Cytat: "mayagaramond"Pracodawca prywatny liczy kazdy grosz i autentycznie boi sie takiego pracownika.


Ja sie tam nie dziwie. W koncu co to za interes dla pracodowacy, ktory zatrudnia pracownika, szkoli go, a ten jak tylko dostanie umowe na czas nieokreslony, spada na L4?

Ja sie wypowiem jako zona pracodawcy. Nie wszyscy przedsiebiorcy to bogate jezdzace mercedesem szuje. Koszt zatrudnienia i utrzymania pracowanika jest ogromny. Nie kazdy moze sobie pozwolic na zatrudnianie, szkolenie i  potem zatrdunianie kolejnej osoby na zastepstwo bo tamta poszla sobie na zwolenienie.  To jest problem obustronny.
Raz mi kolezanka opowiadala jak u niej w firmie w ciagu roku 4 recepcjonistki zaszly w ciazy zaraz po tym jak dostaly umowe na czas nieokreslony. Szef tak sie wkurzyl, ze poprosil o znalezienie recepcjonistki po 50 -tce.
Guests are not allowed to view images in posts, please Register or Login

marax

J asie tak zastanawiam co to bedzie jak ja sama bede w ciazy ?? praca wsrod tylu zagrozen wirusow bakteri stresu ?? chyba jednak strasznie bede sie bala o dzidzie ale pewnie i tak ordynator postawi sprawe jasno albo praca albo zaliczenie specjalizacji-tak bylo u mojej kolezanki i chodzila cala ciaze

[ Dodano: 18-01-2008, 09:38 ]
Cytat: "nionczka"Raz mi kolezanka opowiadala jak u niej w firmie w ciagu roku 4 recepcjonistki zaszly w ciazy zaraz po tym jak dostaly umowe na czas nieokreslony. Szef tak sie wkurzyl, ze poprosil o znalezienie recepcjonistki po 50 -tce

hmmm bo u nas w PL ciazerna traktyowana jest jak swieta krowa nic robic nie powinna-na zachodzie rozwiazuje sie ten problem ciezarna z domu zalatwia wiele rzeczy wypelnie papierki pomaga jak moze.A u nas to sa 2 przeciwne obozy pracodawca twoj wrog zrob wszytko zeby "nad nim wygrac" bo sie nalezy a jak wracam do rpacy po takiej wygranej to wielkie wow szef mnie chce zwolnic.

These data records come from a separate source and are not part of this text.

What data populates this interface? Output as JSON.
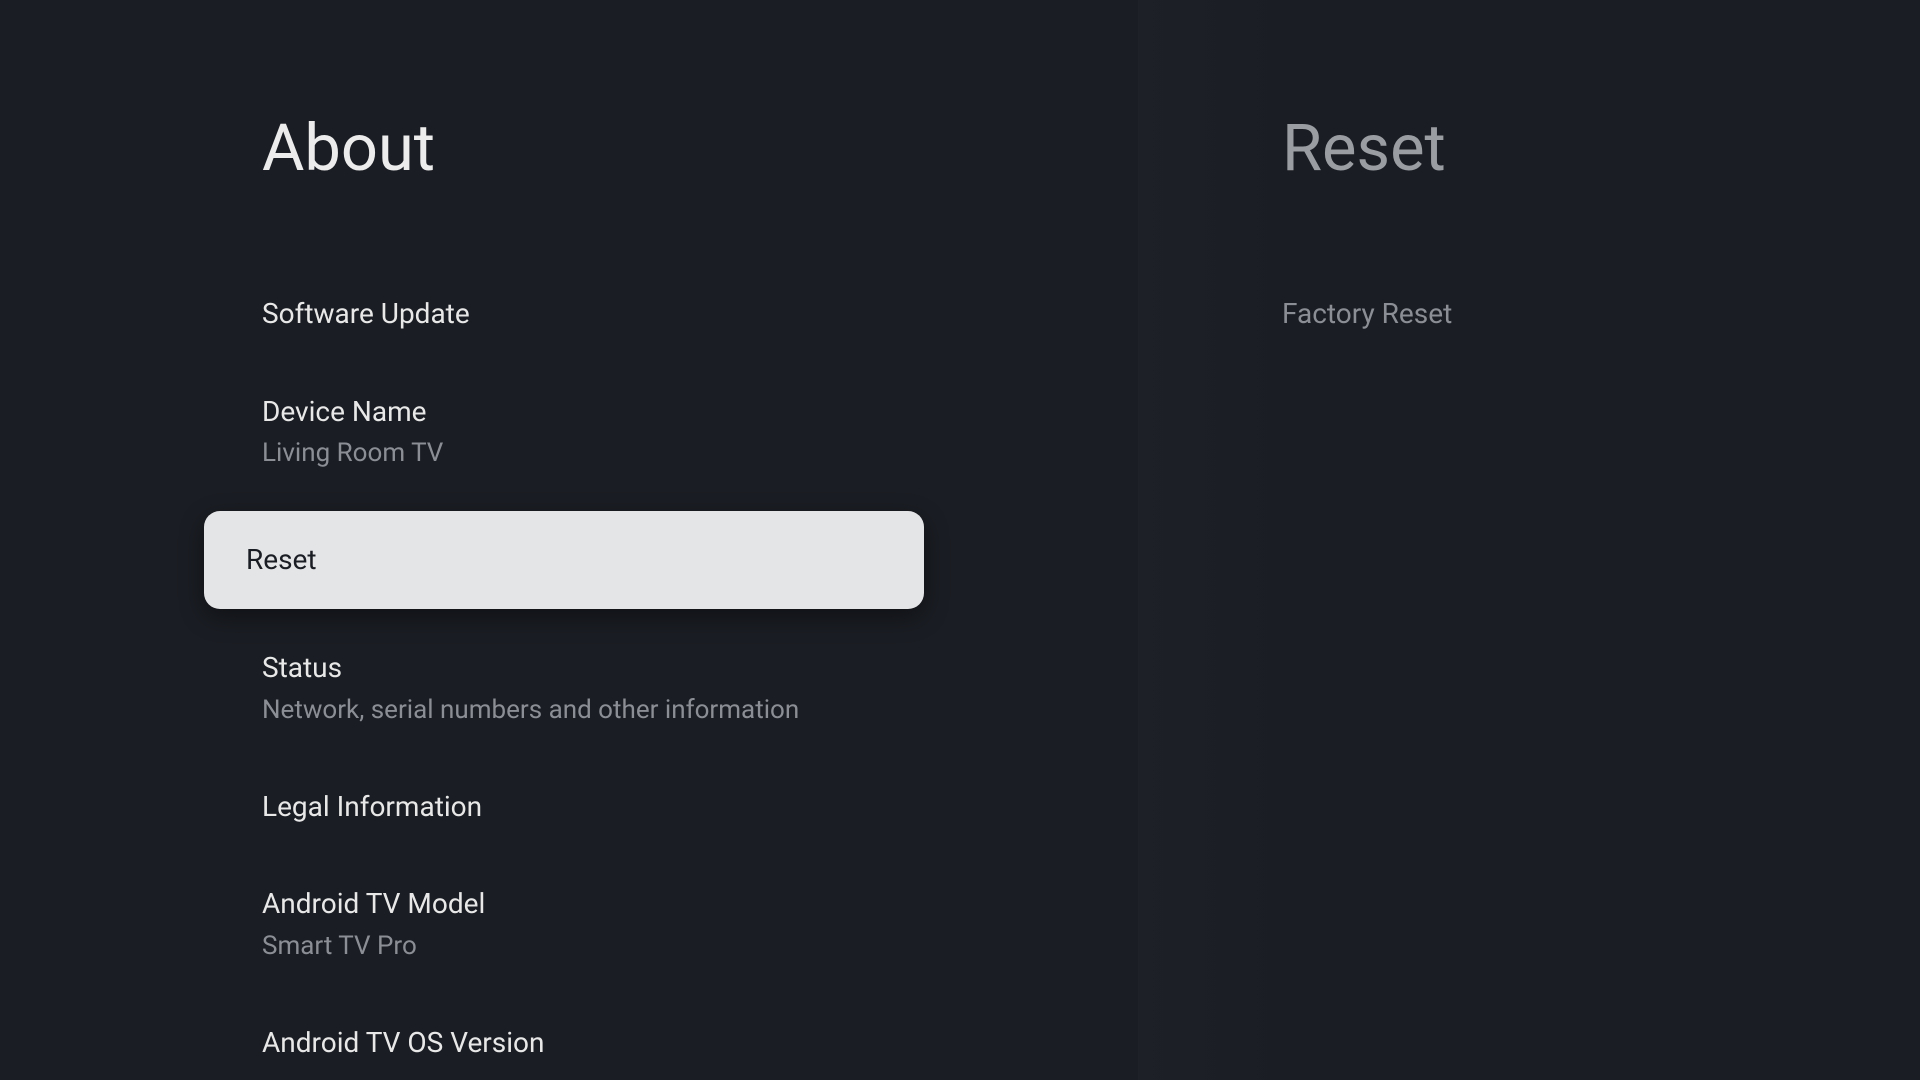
{
  "left": {
    "title": "About",
    "items": [
      {
        "label": "Software Update",
        "sub": ""
      },
      {
        "label": "Device Name",
        "sub": "Living Room TV"
      },
      {
        "label": "Reset",
        "sub": ""
      },
      {
        "label": "Status",
        "sub": "Network, serial numbers and other information"
      },
      {
        "label": "Legal Information",
        "sub": ""
      },
      {
        "label": "Android TV Model",
        "sub": "Smart TV Pro"
      },
      {
        "label": "Android TV OS Version",
        "sub": ""
      }
    ]
  },
  "right": {
    "title": "Reset",
    "items": [
      {
        "label": "Factory Reset"
      }
    ]
  }
}
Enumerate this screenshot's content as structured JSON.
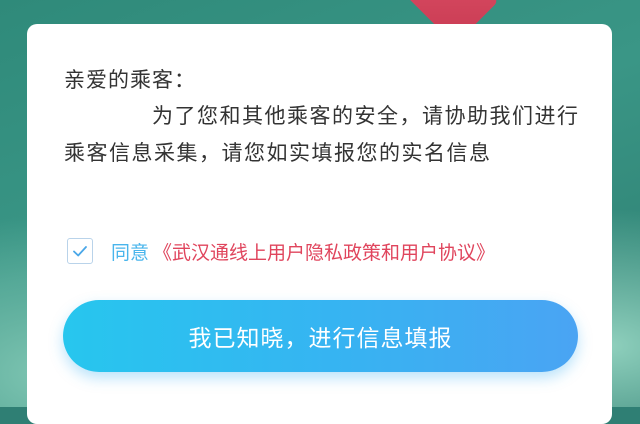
{
  "dialog": {
    "greeting": "亲爱的乘客：",
    "message": "为了您和其他乘客的安全，请协助我们进行乘客信息采集，请您如实填报您的实名信息"
  },
  "agreement": {
    "checked": true,
    "agree_label": "同意",
    "policy_link": "《武汉通线上用户隐私政策和用户协议》"
  },
  "confirm_button": {
    "label": "我已知晓，进行信息填报"
  },
  "colors": {
    "accent_blue": "#37b3f2",
    "link_red": "#e0455d",
    "background_green": "#2f8a7a"
  }
}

[ Dodano: 18-01-2008, 09:40 ]
i tak j ktos napisal znam wiele kolezanek ktotym praca sie nie podoba i ida sobie po 3 miesiacach na zwolnienie bo co one sie beda przemeczac skoro i tak im sie tam nie podoba -jako jedyny powod to to ze sie im nie podoba-a reszcie to sie neiby podoba zasowac na nie stac w kolejkach do lekarza placic coraz wyzsze podatki

nionczka

Cytat: "magdalinska"przez 3 lata swojej pracynie byłam na żadnym L4
chociaż nie raz byłam podziębiona, chociaż nie raz czułam sie śpiaca i zmęczona

Tak samo jak ja. Ani jednego dnia! Co nie oznacza, ze nigdy nie bylam chora.
Guests are not allowed to view images in posts, please Register or Login

mika

Cytat: "Kasia"przez 3 lata swojej pracynie byłam na żadnym L4
chociaż nie raz byłam podziębiona, chociaż nie raz czułam sie śpiaca i zmęczona

ja też  :lol:

sonatina

Dziewczyny, to, ze  czuję się dobrze oznacza to, że nie czuję się już tak oktopnie jak do 9 tyg ciąży. Teraz jak już pisałam mam już tylko wieczorne mdłości i senność - ciągłe zmęczenie.
Nie zamierzam brać zwolnienia do końca ciąży.  Myślałam o tyg. przed feriami i na ferie, wtedy frekwencja na zajęciach bardzo spada.
A jeżeli chodzi o praktyki - tak też o tym myślałam i nie są to jaja jak to ktoś napisał. Dla mnie praktyki oznaczają godzinę drogi do Wrocławia, na miejscu 2, 3 godz i spowrotem znowu godzina do domu i potem do pracy. W tej sytuacji nie wyobrażam sobie tego. Przynajmniej na chwilę teraźniejszą. Liczę na to, że moje samopoczucie rychło się poprawi i będę mogła normalnie funkcjonować ( w tym oczywiście w pracy ).
Pragnę również podkreślić, że jeżeli czułabym się tak super dobrze jak przed ciążą to o zwolnieniu bym nie pomyślała.

magdalinska

Cytujmagdalinska napisał/a:
przez 3 lata swojej pracynie byłam na żadnym L4
chociaż nie raz byłam podziębiona, chociaż nie raz czułam sie śpiaca i zmęczona


Tak samo jak ja. Ani jednego dnia! Co nie oznacza, ze nigdy nie bylam chora.
wprawdzie to nie ja napisalam, ale tez nie bylam na chorobowym, chociaz byłam chora :-P

co nie zmienia faktu, ze w ciazy moje zdrowie i samopoczucie bedzie najwazniejsze i jesli naprawde bede potrzebowala odpoczynku to wezme L4 (nie wiem na jak dlugo ale wezme :) )

fasolka1980

Ja podobnie:) ANi jednego dnia zwolnienia w ciągu 2,5 roku pracy.

mika

Cytat: "magdalinska"co nie zmienia faktu, ze w ciazy moje zdrowie i samopoczucie bedzie najwazniejsze i jesli naprawde bede potrzebowala odpoczynku to wezme L4 (nie wiem na jak dlugo ale wezme  )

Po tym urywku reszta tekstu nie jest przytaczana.